The Alaska Railroad's tracks wind through Turnagain Arm on the route from Anchorage to Seward

Portage was all but destroyed in the 1964 earthquake when the whole area sank and was flooded. You can still see signs of the devastation. At Portage, be sure to visit the Alaska Wildlife Conservation Center, on the shores of Turnagain Arm, amid the mountains and glaciers. It is the ideal place to learn about Alaskan wildlife and view the animals close up. At any given time you will see moose, bison, musk, bear, eagle and more. The walkway over the bear exhibit is a fantastic opportunity to see the bears safely. Take Portage Highway at the junction to see Portage Glacier. Stop at the fish viewing platform to see if the salmon are running. The visitor center offers views of the glacier from the lake. Drive through the tunnel to the viewpoint on the other side.

At 900 feet in elevation, Turnagain Pass is the highest point on the drive, and is at mile 70. Soon after, for another enjoyable side trip, take the Hope Road to the Hope community to see an old gold mining town, with some cute shops, a cluster of nice restaurants, including Discovery Café, Seaview Café and Bowman’s Bearcreek Dinnerhouse. Be sure to take time to learn how to pan for gold at Gold Rush Peck’s. As you travel to and from Hope, you will pass the ruins of the Sunrise community, another gold rush town.

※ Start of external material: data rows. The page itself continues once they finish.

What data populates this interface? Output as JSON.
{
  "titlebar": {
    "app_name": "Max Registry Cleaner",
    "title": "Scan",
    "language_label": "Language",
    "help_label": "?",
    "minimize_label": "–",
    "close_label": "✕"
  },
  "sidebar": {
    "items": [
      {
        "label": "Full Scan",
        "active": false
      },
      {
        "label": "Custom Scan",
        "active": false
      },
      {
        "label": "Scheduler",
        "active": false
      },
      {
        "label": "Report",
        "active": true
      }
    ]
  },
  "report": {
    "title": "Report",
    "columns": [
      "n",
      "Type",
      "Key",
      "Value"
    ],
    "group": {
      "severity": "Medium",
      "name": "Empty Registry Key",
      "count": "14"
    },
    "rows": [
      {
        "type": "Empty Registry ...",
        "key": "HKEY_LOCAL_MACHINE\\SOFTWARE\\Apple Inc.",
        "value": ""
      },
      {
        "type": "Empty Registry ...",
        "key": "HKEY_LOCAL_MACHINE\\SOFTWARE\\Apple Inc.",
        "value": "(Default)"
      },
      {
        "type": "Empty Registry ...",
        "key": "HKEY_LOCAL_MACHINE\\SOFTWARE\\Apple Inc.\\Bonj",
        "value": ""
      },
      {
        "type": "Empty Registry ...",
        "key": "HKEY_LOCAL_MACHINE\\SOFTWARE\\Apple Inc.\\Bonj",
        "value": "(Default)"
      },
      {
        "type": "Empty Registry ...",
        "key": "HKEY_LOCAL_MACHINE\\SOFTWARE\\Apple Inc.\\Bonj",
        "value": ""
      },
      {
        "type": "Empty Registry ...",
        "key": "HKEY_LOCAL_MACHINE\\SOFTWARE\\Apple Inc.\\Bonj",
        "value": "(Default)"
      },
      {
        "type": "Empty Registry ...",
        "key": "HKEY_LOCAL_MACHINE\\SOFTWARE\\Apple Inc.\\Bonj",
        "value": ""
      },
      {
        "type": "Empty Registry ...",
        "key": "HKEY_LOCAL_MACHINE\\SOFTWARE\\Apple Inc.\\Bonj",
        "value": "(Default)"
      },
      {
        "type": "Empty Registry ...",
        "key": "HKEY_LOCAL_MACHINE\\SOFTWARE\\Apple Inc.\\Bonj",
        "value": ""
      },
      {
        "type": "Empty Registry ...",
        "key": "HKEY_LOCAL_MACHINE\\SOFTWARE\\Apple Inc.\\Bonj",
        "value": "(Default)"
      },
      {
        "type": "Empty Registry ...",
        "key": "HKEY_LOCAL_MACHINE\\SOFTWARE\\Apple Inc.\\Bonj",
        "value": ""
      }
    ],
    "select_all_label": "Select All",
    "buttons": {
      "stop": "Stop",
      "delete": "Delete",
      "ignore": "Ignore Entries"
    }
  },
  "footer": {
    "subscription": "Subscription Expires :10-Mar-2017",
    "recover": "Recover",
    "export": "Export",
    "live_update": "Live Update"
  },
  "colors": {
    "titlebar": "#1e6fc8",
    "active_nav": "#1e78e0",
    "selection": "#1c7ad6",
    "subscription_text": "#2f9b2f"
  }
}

Remnants of the town on either side of Six Mile Creek have been designated an archaeological historic site.

Highway to Seward, Alaska

Back on the Seward Highway, the Six Mile Creek Scenic Overlook offer views of the creek which is a high difficulty whitewater venue.   At Lower Summit Lake Overlook you can get a good view of the lake, below. Tern Lake Overlook offers yet another gorgeous array of water and mountain views. At Tern Lake, Seward Highway becomes AK-9, as you continue toward Seward. You may choose to have lunch at Moose Pass, on the shores of Trail Lake in the heart of the Kenai Peninsula. There are several dining options, including the restaurants at Summit Lake Lodge and Trail Lake Lodge; the Estes Brothers Grocery is also a popular spot for meals and provisions, as well as historic photos in the visitor’s center in the back room of this country store. While in Moose Pass, be sure to see the water wheel with its clever sign that reads: “Moose Pass is a peaceful little town, if you have an axe to grind, do it here.”

Continuing on toward Seward you will pass through Crown Point, but don’t blink or you will miss it. Thereafter you have a long lovely stretch of road alongside Kenai Lake, and a chance to stop to see it better at the Kenai Lake Overlook. The view as you cross the Snow River is gorgeous. You will come to Bear Creek Weir before you enter Seward. When the salmon are running this is a good place to watch them going upstream. To visit, make a left at Bear Lake Road and follow it to the hatchery on the left.

Exit Glacier, Kenai Fjords National Park, Seward, AlaskaIn Seward you have another chance to see a glacier: Exit Glacier. To reach it turn on to Herman Leirer Road, commonly called “Exit Glacier Road,” at mile 3 of the Seward Highway. Proceed 8.4 miles. The road will end at the parking lot for the nature center. You have a 30 minute hike to the glacier from the
parking lot area. Explore Kenai Fjords National Park with a day cruise. Visit Resurrection Bay. Be sure to enjoy the harbor filled with boats. Seward restaurants to consider include The Cookery where you must save room for the  cream cheese ice cream with bacon topping, and Le Barn Appétit for delicious crepes. Visit their reindeer farm and pet and feed them. Seward inns include the vintage Sauerdough Lodging and the Jack London Cabin, as well as the Holiday Inn Express Seward Harbor, and the Best Western Edgewater Hotel.

All along this route there are many hiking, fishing, water sports and off trail options for exploring the natural heart of the peninsula. Be sure to plan ahead if you want to take advantage of them. Or simply stay on the Seward Highway as it offers a full measure of beauty and wonder at every turn.